Walther flemming Contact About Privacy. Thomas Hunt Morgan winner of the Nobel Prize for Medicine for his work on the chromosomal theory of inheritance , with his daughters, Isabel left and Lilian right , The new staining techniques enabled Flemming to observe in greater detail the process of cell division, including the longitudinal splitting of the chromosomes to produce two identical halves. Genes are real things.

The results of his observations were first published in and later appeared in his seminal work "Zellsubstanz, Kern und Zelltheilung" in Flemming was not familiar with the works on heredity by Gregor Mendel (–), so he did not see the connection between his observations and genetic inheritance, and it would be more than twenty years before Flemming's research was properly recognized.

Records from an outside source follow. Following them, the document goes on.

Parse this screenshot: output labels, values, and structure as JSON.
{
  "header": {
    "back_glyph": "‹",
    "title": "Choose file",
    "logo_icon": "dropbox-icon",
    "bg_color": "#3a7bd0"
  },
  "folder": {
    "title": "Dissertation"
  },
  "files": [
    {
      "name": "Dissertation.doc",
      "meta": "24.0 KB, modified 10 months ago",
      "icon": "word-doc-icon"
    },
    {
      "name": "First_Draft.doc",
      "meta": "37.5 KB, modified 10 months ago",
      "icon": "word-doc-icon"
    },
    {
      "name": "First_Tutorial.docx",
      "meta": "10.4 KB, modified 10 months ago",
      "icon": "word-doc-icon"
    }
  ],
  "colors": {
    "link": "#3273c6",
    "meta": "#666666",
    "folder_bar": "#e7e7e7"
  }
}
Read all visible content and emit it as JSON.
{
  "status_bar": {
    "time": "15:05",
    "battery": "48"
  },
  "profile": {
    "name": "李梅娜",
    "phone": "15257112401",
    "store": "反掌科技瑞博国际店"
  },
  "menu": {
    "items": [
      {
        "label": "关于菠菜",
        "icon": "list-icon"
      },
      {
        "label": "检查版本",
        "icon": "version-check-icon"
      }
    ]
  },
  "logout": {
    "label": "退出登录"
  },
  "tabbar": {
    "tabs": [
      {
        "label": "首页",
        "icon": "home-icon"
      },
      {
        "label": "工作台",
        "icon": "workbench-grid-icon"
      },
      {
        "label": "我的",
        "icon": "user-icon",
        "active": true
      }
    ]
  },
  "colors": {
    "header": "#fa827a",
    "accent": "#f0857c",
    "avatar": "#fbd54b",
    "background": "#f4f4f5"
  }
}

His discoveries of mitosis and chromosomes are considered one of the most important scientific discoveries of all time and one of the 10 most important discoveries in cell biology.

Later Life and Legacy

Flemming taught at Charles University in Prague from to and then accepted a position as a professor of anatomy at the University of Kiel in He later became the director of the Anatomical Institute and held this position until his death.

Walter Flemming passed away on August 4, , at the age of

The German Society for Cell Biology named the Walter Flemming Medal in his honor.